Produksi PT. Sepakat Bahagia Film ini juga di dukung sebarisan pemain yang sudah tidak asing lagi seperti, Piet Burnama, Johan Saimima, Robert Syarief, Eka Gandara, Aspar Paturusi dan Alba Fuad. Ditampilkan pula pendatang baru Vera Fasilia dan Henny Adiaksi. Kamera ditangani Ismaun sedangkan tata musik digarap Harry Rusli. 

Dalam pengembaraannya, Badra tiba di Sulawesi Selatan. Kakinya membawanya ke desa Pandolo yang penduduknya tertimpa petaka wabah kusta. Akibatnya desa itu dikucilkan, penduduknya dilarang keluar, agar tak menular desa sekitar. Datangnya serombongan pembawa obat malah di sabot oleh orang-orang bertopeng. Badra mulai mencium kejahatan yang kepalang tanggung. 

Puang Marempang, Kepala Desa Tantena ikut prihatin, tapi tak berdaya apa-apa. Tabib kepercayaannya, Puang Tombala bersikap Acuh. Sampai datang Tabib Langkara yang berupaya meramu obat mustajab. Ternyata tabib ini adalah mantan perompak ganas yang di juluki Badai Teluk Bone. Puang Marempang kenal benar padanya. Namun ia melarang putrinya, Ranggi menyambut Langkara. 

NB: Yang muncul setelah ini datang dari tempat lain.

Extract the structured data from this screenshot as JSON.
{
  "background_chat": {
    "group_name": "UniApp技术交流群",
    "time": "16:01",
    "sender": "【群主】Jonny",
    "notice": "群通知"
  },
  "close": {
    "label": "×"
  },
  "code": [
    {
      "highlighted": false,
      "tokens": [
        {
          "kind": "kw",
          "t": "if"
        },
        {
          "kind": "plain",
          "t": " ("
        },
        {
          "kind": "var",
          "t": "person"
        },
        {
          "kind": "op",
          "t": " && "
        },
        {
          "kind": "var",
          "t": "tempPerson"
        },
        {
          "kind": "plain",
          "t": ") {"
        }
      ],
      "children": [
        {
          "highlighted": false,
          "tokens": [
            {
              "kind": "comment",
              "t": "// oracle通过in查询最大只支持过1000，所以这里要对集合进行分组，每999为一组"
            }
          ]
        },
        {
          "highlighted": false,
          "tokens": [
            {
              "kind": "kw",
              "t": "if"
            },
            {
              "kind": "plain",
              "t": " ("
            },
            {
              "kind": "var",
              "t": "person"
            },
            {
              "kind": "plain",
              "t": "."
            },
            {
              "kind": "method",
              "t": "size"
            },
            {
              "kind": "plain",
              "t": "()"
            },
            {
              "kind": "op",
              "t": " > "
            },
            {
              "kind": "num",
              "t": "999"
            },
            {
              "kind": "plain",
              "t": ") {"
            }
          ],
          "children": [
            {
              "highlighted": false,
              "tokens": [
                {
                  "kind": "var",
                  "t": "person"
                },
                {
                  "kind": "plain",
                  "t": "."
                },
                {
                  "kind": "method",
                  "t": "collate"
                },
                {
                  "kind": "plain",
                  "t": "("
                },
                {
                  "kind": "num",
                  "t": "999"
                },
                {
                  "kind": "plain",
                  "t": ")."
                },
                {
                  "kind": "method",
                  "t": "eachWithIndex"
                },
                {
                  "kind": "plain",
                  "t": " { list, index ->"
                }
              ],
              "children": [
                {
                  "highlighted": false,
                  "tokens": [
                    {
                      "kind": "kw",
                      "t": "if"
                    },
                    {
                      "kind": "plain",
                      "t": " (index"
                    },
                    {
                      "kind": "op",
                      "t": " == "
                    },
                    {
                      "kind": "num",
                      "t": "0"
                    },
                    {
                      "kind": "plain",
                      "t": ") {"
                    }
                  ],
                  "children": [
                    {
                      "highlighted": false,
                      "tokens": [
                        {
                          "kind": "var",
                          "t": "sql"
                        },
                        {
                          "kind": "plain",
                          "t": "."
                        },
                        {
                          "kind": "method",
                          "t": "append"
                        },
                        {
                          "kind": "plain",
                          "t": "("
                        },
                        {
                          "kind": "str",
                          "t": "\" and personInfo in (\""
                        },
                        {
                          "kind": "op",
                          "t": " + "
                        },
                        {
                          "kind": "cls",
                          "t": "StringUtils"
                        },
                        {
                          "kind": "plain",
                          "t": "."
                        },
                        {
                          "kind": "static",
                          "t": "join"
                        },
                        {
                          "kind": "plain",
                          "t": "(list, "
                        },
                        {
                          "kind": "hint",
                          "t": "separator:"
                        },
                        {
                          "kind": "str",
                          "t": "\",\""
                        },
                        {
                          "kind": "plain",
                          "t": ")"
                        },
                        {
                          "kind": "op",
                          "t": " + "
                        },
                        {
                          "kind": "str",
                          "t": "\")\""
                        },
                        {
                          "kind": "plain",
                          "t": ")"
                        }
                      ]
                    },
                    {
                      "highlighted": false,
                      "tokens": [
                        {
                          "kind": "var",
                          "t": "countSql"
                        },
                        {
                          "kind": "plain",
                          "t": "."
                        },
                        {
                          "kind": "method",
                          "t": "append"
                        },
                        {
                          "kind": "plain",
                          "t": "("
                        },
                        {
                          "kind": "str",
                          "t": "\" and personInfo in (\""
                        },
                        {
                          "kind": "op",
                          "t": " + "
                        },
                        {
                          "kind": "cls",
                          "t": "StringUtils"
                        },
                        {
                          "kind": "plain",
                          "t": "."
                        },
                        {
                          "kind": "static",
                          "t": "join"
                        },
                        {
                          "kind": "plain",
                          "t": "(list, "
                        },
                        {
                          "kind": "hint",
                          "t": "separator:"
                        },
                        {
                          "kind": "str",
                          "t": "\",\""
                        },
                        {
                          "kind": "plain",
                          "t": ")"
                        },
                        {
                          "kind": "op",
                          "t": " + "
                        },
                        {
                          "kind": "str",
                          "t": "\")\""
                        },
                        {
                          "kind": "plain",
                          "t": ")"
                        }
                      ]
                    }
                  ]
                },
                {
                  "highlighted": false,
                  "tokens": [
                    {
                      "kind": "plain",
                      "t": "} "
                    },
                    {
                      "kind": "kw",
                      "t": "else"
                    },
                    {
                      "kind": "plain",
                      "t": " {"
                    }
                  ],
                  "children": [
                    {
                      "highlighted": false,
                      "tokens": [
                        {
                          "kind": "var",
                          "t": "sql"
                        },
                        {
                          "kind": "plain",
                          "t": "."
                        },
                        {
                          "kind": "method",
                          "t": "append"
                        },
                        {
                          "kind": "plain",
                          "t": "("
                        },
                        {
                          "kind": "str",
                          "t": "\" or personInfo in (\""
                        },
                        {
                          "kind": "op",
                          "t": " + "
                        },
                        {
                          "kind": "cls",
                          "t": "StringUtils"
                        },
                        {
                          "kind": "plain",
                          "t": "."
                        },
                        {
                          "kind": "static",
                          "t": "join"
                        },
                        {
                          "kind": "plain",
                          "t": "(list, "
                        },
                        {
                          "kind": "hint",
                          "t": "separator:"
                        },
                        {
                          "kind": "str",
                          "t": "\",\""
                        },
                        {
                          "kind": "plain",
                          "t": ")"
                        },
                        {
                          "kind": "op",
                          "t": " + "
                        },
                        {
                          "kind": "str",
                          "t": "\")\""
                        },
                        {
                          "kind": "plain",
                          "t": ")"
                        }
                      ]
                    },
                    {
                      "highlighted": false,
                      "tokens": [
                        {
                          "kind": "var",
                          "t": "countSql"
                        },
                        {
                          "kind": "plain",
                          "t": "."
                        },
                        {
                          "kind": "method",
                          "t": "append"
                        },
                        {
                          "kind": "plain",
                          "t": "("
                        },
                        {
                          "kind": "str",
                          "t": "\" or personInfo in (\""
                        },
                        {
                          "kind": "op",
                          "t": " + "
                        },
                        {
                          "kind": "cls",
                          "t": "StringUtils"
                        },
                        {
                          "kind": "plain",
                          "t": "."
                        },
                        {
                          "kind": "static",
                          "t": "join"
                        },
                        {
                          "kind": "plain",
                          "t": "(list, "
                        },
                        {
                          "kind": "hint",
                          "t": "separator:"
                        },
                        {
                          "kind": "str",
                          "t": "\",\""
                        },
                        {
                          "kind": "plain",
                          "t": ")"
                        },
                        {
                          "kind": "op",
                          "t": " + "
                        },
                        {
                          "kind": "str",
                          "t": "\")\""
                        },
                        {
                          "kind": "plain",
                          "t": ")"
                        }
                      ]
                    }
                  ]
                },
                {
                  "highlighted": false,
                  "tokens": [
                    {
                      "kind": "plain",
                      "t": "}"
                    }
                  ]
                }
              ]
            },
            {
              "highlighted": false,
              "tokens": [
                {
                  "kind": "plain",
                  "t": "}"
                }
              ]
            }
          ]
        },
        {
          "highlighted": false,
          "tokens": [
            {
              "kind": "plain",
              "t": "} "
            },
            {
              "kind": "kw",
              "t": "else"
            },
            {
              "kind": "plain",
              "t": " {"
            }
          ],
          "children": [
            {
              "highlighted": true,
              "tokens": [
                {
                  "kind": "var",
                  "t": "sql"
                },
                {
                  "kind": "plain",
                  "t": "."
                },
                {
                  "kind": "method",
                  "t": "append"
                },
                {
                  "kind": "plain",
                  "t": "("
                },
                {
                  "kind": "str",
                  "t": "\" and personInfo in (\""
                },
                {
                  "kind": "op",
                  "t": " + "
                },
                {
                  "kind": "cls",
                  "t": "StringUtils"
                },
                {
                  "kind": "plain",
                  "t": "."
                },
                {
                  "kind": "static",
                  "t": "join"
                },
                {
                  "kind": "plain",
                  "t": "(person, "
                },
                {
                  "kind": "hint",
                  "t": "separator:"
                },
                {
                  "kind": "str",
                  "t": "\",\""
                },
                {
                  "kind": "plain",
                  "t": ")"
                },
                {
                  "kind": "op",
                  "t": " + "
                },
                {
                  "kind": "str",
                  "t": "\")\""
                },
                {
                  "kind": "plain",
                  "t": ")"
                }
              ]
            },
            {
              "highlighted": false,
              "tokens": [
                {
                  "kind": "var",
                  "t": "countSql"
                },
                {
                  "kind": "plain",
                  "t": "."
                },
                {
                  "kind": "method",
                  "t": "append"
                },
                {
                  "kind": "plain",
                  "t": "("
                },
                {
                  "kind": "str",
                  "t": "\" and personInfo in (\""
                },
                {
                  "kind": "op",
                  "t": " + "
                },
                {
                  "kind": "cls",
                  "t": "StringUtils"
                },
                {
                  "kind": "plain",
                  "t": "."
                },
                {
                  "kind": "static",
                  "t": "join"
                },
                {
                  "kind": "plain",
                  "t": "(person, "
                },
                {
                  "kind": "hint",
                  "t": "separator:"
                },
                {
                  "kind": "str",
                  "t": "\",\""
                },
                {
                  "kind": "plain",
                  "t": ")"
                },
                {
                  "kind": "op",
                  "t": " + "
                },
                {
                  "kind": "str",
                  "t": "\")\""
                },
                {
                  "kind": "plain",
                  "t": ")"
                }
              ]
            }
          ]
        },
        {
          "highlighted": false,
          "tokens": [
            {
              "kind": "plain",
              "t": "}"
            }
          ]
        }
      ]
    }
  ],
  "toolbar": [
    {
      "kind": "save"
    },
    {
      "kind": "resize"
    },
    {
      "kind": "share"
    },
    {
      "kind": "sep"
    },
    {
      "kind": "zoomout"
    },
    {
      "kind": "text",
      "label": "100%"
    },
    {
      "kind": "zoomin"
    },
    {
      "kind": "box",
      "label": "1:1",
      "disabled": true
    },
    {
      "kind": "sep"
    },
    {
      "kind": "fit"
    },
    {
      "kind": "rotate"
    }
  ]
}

Banyak peristiwa misterius terjadi. Pembunuhan demi pembu nuhan dilakukan gerombolan bertopeng. Badra, Langkara dan para pendekar muda mengusut sampai ke goa seram. Disarang gerombolan ini mereka menemukan Puang Tombala tertawan. Orang lain bisa tertipu, tapi Barda yang buta dengan indranya mencurigai Tombala. Benarkah Puang Tabib itulah si kepala gerombolan? Bagaimana cara membuktikannya? Lalu ada apa antara Putri Ranggi dengan Langkara?

Film silat ini tak sekedar mengumbar adegan pertarungan seru, namun disisipi juga dengan filsafat hidup Si Buta yang kian tua nampaknya kian bijak dan bertekad membaktikan sisa usia untuk menolong sesama yang tengah menderita.